Fast forward to present times, in October 2017, when Anant Kumar Hegde refused to attend Tipu Sultan Jayanti in Karnataka, it led to a political stir and raked up discussions about the celebrated ruler of Mysore and his cultural orientation.

Pegging his dissent on the claim that Tipu Sultan was “against Kannada language and was anti-Hindu,” he threatened to obstruct celebrations in Uttara Kannada district the previous year, and was subsequently arrested.

The BJP in Karnataka has been opposing the Tipu Jayanti celebrations, and criticises the state government’s decision to celebrate the day calling it an antic for “minority appeasement”.

In the recent past, shortly after Karnataka BJP president Nalin Kumar Kateel made the contentious remark that supporters and descendents of Tipu Sultan should be driven out of the state and only those worshipping Lord Ram and Hanuman should be allowed to stay, the statement expectedly spiralled into a political duel.

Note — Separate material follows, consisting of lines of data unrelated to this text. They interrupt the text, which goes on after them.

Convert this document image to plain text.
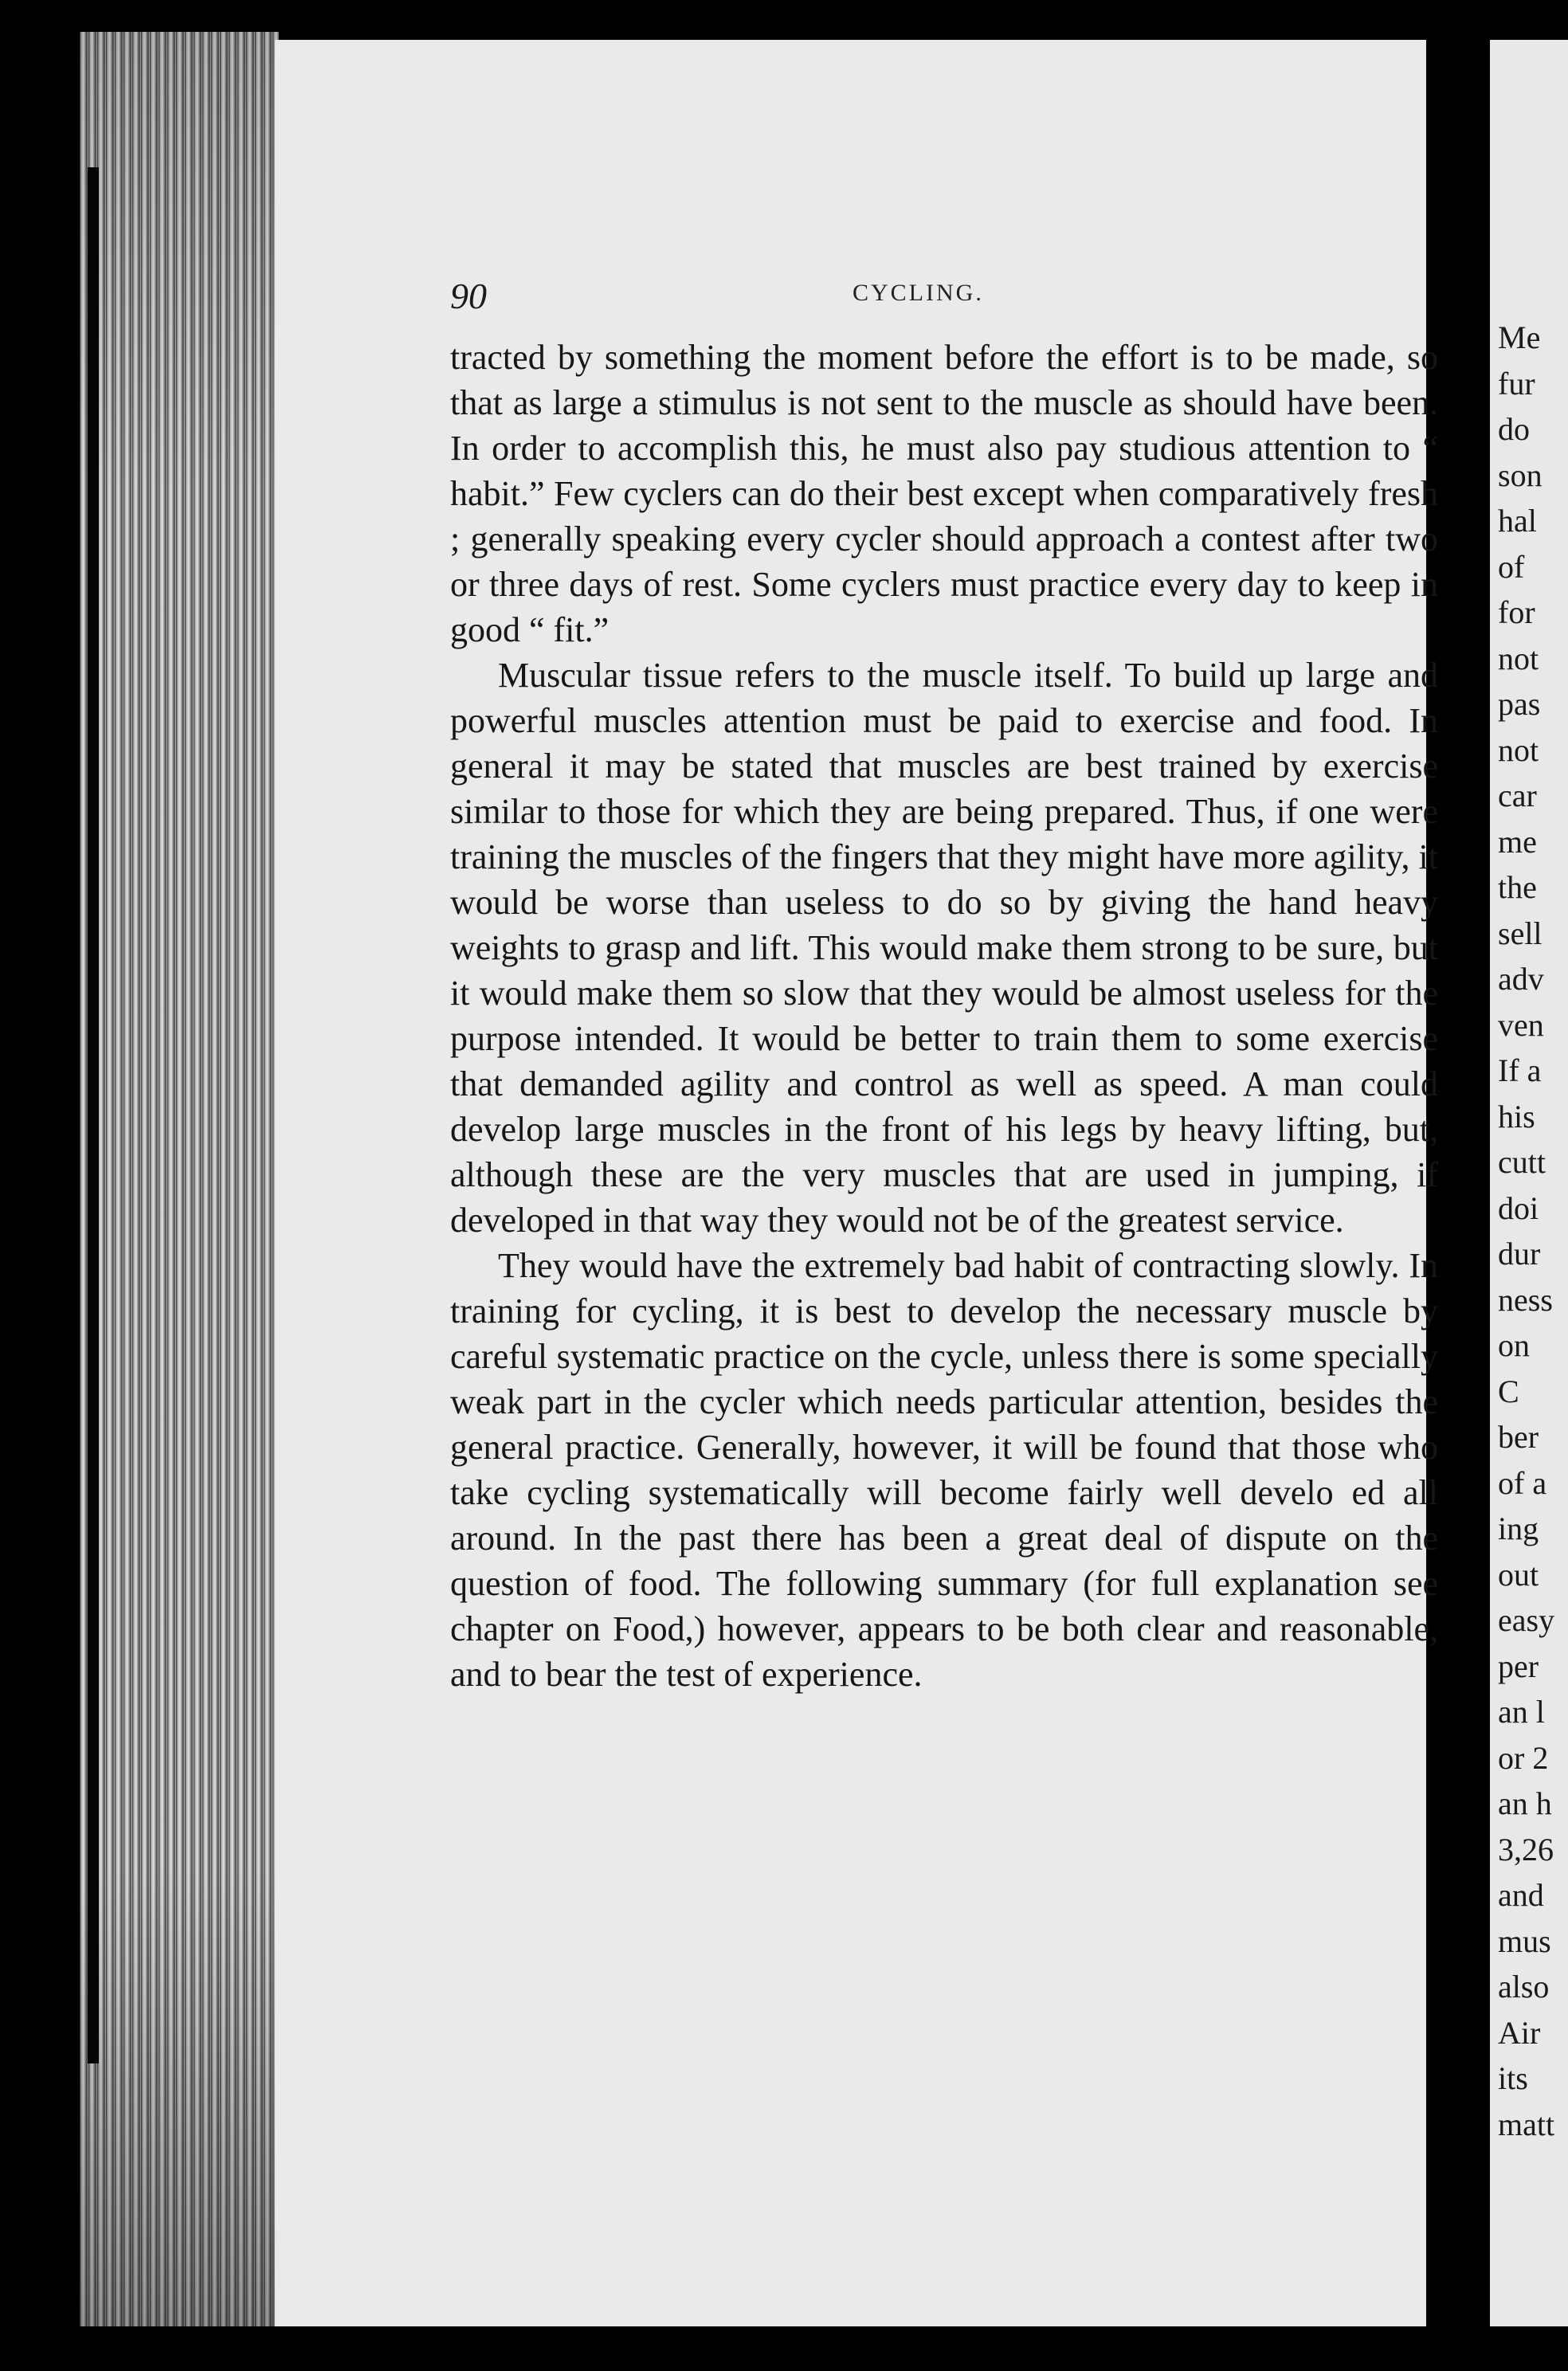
90	CYCLING.

tracted by something the moment before the effort is to be made, so that as large a stimulus is not sent to the muscle as should have been. In order to accomplish this, he must also pay studious attention to “ habit.” Few cyclers can do their best except when comparatively fresh ; generally speaking every cycler should approach a contest after two or three days of rest. Some cyclers must practice every day to keep in good “ fit.”

Muscular tissue refers to the muscle itself. To build up large and powerful muscles attention must be paid to exercise and food. In general it may be stated that muscles are best trained by exercise similar to those for which they are being prepared. Thus, if one were training the muscles of the fingers that they might have more agility, it would be worse than useless to do so by giving the hand heavy weights to grasp and lift. This would make them strong to be sure, but it would make them so slow that they would be almost useless for the purpose intended. It would be better to train them to some exercise that demanded agility and control as well as speed. A man could develop large muscles in the front of his legs by heavy lifting, but, although these are the very muscles that are used in jumping, if developed in that way they would not be of the greatest service.

They would have the extremely bad habit of contracting slowly. In training for cycling, it is best to develop the necessary muscle by careful systematic practice on the cycle, unless there is some specially weak part in the cycler which needs particular attention, besides the general practice. Generally, however, it will be found that those who take cycling systematically will become fairly well develo ed all around. In the past there has been a great deal of dispute on the question of food. The following summary (for full explanation see chapter on Food,) however, appears to be both clear and reasonable, and to bear the test of experience.

Me
fur
do
son
hal
of
for
not
pas
not
car
me
the
sell
adv
ven
If a
his
cutt
doi
dur
ness
on
C
ber
of a
ing
out
easy
per
an l
or 2
an h
3,26
and
mus
also
Air
its
matt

While Congress leader and former Karnataka Chief Minister Siddaramaiah expressed his admiration for Tipu Sultan, AIMIM chief Asaduddin Owaisi went a step further and challenged the BJP to arrest him for admiring the Mysore king.

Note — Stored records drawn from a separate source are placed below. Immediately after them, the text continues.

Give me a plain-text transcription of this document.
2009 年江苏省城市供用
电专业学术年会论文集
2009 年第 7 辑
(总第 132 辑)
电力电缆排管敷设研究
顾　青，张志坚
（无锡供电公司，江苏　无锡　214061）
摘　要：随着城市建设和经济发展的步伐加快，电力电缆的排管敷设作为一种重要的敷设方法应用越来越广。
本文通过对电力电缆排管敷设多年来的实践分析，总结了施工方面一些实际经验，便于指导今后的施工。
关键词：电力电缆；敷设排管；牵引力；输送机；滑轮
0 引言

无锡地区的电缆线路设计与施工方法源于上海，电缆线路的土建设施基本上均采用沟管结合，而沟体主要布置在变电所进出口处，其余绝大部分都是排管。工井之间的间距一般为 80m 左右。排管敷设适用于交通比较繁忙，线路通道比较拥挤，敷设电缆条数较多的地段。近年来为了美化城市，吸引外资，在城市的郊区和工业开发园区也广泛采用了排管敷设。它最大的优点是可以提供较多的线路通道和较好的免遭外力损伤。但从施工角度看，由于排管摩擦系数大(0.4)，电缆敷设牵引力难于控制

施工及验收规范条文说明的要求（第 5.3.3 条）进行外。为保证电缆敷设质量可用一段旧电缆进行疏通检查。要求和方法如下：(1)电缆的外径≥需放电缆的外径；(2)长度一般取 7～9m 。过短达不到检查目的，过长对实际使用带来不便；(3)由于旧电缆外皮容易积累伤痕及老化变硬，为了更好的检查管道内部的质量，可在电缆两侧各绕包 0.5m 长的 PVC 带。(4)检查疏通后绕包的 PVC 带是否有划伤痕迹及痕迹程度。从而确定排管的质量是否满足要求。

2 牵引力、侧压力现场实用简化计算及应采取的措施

Siddaramaiah also pointed out that Hedge could have simply turned down the invite instead of kicking up a commotion.

However, this is not the first time that the Tiger of Mysore has polarised Karnataka.

When the Congress was in power, the state government had organised celebrations for Tipu Sultan Jayanti in the state secretariat. At this time, late actor-writer Girish Karnad called Tipu Sultan “a freedom fighter” and expressed his thoughts about naming Bengaluru airport after him.

The Jnanpith awardee compared him to Chhatrapati Shivaji, and stated that had Tipu Sultan been Hindu, he “would have been honoured just like Shivaji” (as with the international airport in Mumbai named after him).

It was in 2017 that Union Minister Anant Kumar Hegde stirred a controversy afresh after he asked to not be invited for the programmes for Tipu Sultan Jayanti.

In a letter to the Karnataka Secretariat and Uttara Kannada Deputy Commissioner, the Minister of State for Skill Development and Entrepreneurship categorically asked to be excluded from the list of invitees for the Tipu Jayanti event which will be held on November 10.

He expressed in a tweet: “(I have) conveyed (to) Karnataka government not to invite me to shameful event of glorifying a person known as brutal killer, wretched fanatic and mass rapist.”

A young face of Hindutva, Anant Kumar Hegde is a five-time BJP Lok Sabha MP from Uttara Kannada. He was elected to the Lok Sabha for the first time at age 27, when he defeated sitting Congress MP Margaret Alva. He has not lost an election since.

He served the government in different member and ministerial capacities including parliamentary standing committees on finance, home affairs, human resource development, commerce, agriculture and external affairs.

Beginning as an RSS member and later being an ABVP activist, Hedge rose to prominence after the demolition of the Babri Masjid in 1992.